House Resolution 24 crept into the chamber of the NH House of Representative, and nothing was accomplished. The NH House, minus a few Republicans who chose to leave the floor, voted 227-95, to table the resolution. Tabling the resolution means that it is not dead, and could be resurrected, as political pandering requires.
WMUR News Report: Politics of Dancing
In a week in which we learned that the NH deficit is approaching $300 millions dollars, the best the Democratic leadership could do was take no action on a resolution they do not support.
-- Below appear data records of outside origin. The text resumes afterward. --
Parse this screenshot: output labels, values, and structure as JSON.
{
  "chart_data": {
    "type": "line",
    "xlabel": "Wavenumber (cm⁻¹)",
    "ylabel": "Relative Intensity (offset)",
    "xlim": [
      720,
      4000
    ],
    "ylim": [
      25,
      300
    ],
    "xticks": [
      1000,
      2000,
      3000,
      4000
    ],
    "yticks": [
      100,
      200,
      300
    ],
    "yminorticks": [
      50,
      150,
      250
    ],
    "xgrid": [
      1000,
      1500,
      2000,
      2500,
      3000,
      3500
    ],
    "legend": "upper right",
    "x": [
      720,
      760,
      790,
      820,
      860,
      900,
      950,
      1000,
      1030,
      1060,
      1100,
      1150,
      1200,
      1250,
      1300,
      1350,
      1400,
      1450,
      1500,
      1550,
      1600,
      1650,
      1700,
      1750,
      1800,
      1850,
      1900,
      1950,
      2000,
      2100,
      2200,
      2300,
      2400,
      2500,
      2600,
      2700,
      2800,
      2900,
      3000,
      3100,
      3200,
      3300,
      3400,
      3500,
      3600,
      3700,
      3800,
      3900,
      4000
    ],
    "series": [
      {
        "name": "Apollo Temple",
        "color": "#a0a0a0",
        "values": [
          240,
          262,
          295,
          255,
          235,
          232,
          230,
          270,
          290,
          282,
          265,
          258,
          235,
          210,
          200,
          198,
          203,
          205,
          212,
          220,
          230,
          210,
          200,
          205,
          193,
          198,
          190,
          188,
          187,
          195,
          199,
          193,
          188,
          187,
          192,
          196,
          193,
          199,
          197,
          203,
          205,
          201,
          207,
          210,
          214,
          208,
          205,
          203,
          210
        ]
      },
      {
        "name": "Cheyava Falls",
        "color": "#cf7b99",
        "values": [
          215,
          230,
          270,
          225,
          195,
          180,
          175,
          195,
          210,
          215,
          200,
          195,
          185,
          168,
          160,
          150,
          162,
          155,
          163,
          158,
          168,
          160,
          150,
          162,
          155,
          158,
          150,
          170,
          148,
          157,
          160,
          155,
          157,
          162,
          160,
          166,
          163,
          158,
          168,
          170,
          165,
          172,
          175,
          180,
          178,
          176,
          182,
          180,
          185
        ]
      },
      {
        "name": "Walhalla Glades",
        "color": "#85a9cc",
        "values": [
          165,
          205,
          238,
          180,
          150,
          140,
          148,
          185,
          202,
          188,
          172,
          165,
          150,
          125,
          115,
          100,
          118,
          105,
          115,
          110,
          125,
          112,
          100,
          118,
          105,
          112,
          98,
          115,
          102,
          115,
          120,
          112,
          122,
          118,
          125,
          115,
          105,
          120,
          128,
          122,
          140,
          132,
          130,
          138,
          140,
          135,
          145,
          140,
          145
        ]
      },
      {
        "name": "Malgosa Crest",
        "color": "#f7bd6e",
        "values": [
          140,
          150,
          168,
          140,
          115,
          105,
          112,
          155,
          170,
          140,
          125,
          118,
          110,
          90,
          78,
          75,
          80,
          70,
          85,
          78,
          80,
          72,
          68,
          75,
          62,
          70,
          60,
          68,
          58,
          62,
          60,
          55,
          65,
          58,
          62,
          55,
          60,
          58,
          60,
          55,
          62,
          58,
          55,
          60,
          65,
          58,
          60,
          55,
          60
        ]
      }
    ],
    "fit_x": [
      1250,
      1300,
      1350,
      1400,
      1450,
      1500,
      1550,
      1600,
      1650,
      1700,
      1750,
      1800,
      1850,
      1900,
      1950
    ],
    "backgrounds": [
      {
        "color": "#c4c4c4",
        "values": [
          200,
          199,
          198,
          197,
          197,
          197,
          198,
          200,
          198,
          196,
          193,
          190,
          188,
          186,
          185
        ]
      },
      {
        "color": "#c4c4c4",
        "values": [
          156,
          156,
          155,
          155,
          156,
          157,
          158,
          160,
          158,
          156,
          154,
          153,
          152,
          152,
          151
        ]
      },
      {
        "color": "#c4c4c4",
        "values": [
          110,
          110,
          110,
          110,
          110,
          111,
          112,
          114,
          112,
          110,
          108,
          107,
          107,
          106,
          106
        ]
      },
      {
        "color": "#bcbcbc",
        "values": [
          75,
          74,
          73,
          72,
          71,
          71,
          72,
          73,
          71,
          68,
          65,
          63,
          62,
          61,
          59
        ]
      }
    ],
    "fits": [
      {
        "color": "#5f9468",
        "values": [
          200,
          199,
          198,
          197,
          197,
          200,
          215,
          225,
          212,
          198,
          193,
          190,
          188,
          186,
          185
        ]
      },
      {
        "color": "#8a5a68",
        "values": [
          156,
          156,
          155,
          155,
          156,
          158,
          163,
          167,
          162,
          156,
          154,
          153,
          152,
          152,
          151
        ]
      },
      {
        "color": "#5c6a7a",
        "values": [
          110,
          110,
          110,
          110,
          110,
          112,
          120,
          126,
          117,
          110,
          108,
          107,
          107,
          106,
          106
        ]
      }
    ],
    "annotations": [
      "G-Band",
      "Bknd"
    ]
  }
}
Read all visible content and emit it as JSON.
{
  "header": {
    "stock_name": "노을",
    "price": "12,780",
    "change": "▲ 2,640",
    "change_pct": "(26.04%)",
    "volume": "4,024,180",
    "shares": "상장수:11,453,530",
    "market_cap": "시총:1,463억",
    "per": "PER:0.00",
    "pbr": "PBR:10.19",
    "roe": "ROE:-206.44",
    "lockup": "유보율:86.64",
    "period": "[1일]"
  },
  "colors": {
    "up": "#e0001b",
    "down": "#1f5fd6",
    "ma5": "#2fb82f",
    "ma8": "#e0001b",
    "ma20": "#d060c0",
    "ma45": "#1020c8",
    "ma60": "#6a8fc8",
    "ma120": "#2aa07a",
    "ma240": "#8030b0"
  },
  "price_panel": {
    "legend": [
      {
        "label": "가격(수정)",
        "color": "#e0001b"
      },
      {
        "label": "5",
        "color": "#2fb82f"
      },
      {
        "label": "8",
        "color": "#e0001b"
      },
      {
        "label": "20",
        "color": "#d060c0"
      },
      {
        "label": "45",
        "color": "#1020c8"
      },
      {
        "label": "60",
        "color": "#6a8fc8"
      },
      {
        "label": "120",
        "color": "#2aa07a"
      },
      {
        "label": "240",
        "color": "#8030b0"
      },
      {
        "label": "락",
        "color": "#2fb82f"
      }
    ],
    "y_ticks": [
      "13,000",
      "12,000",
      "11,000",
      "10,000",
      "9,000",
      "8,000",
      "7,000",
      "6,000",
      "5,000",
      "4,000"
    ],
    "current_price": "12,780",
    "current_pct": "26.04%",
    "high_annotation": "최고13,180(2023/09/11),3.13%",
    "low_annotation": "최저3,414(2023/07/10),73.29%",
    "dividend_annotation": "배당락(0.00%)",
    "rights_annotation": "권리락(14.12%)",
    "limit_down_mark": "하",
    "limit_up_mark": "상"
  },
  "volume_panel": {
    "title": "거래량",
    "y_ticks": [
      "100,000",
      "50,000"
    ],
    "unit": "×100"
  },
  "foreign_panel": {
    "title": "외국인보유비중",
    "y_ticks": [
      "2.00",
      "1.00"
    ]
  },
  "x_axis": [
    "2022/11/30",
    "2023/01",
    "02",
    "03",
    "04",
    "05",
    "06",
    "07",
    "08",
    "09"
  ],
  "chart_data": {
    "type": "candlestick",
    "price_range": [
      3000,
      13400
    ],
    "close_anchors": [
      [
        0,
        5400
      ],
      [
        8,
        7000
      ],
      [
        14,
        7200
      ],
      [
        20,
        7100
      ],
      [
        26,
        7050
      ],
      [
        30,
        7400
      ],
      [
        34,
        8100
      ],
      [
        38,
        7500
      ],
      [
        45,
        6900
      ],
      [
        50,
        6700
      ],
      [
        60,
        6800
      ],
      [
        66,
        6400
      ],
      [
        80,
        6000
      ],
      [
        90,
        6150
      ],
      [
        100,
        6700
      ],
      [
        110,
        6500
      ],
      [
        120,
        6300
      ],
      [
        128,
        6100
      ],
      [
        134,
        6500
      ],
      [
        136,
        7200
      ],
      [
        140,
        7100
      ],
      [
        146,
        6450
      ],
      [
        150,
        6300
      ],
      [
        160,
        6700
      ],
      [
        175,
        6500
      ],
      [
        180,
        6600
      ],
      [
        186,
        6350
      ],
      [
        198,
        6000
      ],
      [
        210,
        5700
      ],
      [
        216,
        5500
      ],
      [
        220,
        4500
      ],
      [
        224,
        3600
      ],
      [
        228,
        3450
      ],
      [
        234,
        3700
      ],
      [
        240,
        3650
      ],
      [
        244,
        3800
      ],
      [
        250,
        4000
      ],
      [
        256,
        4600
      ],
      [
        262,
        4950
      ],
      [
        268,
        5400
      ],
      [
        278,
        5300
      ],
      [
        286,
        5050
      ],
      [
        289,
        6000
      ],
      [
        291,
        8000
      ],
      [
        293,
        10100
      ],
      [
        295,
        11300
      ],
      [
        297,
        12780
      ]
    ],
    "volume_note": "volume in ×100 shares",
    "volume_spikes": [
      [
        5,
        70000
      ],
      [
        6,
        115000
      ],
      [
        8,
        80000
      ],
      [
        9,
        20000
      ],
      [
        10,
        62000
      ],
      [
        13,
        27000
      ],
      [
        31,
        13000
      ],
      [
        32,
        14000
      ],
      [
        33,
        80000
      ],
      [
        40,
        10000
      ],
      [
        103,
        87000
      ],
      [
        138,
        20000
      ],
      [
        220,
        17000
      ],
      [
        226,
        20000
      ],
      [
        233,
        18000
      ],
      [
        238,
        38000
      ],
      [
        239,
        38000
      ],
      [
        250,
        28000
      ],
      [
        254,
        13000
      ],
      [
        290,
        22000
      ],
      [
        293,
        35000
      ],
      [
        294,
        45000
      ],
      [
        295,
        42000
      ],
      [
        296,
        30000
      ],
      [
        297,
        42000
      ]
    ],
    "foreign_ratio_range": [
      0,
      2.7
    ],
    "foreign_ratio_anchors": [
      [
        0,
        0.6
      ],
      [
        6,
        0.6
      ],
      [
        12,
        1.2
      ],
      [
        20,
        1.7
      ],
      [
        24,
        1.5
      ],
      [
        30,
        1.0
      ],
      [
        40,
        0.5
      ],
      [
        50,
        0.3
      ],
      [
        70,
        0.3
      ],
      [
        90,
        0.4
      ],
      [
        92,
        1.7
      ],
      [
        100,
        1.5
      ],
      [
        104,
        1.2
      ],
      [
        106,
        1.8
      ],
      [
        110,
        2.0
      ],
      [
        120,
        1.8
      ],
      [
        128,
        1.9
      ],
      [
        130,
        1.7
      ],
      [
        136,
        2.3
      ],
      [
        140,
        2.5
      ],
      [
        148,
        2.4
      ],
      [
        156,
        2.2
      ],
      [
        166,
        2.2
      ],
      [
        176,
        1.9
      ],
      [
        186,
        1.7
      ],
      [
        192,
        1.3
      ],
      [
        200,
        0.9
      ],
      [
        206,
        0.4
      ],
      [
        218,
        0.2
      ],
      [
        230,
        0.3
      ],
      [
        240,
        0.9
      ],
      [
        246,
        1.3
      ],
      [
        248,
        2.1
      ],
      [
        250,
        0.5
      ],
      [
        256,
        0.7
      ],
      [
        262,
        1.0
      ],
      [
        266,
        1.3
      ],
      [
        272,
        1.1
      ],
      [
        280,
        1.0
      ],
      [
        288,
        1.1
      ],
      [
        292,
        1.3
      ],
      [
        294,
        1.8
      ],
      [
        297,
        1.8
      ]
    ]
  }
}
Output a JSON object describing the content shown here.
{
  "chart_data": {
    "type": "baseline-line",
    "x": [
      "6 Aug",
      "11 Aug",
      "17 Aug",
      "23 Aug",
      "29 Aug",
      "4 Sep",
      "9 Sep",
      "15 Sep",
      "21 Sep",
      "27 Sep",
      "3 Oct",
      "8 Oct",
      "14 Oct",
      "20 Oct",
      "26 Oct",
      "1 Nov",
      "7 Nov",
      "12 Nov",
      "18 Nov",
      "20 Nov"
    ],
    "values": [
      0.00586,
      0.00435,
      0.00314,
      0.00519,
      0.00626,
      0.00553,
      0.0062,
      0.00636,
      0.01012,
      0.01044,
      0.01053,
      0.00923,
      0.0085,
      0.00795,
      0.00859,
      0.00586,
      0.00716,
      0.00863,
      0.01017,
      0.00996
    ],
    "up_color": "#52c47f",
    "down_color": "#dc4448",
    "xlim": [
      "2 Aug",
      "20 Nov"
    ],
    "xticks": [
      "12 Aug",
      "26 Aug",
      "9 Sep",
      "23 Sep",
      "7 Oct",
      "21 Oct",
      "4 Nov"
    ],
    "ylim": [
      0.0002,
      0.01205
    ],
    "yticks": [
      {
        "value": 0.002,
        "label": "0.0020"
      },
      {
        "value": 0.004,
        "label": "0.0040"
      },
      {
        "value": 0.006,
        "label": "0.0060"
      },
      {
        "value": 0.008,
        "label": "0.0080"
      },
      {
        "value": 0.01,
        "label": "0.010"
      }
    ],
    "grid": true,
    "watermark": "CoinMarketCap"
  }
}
But what would you expect, House Speaker Terie Norelli is stuck between a rock and a hard place.
If Norelli allows the resolution to be voted on, and it passes, she exposes the Class of 2006 as a partisan group of malcontents. If it doesn’t pass, she risk alienating the fringe elements that make up the Democratic Party. Both outcomes playing right into the hands of the Republican Party. If HR24 had passed it was facing an uphill battle just to make it out of NH, let alone appear on the floor of the US Representative. The Constitutionality of the resolution would have been challenged, and it would have lost.
The House Leadership is only fanning the fire of this lunacy more by allowing HR24 to hang around. As long as HR24 is still alive, every ill-informed “impeachment nut” will cling to their delusions that HR24 is the “Holy Grail” that will help finally rid the world of the evil President Bush.
But the Republicans aren't above petty politics either. NH Rep. Al Baldasaro, Londonderry, introduced an equally incompetent piece of legislation in retaliation to HR24. Mr. Baldasaro's amendment called on the U.S. House to expel Democratic U.S. Rep. Carol Shea-Porter from Congress. Mr. Baldasaro was just as wrong as Rep. Hall, (along with their supporters) for having turned the floor of the NH House into a three-ringed circus, featuring Terie Norelli as its ring master.
Petty squabbling and politically charged legislation is no way to run a government. The ignorance of those that claim to represent the people far outweighed their good intentions.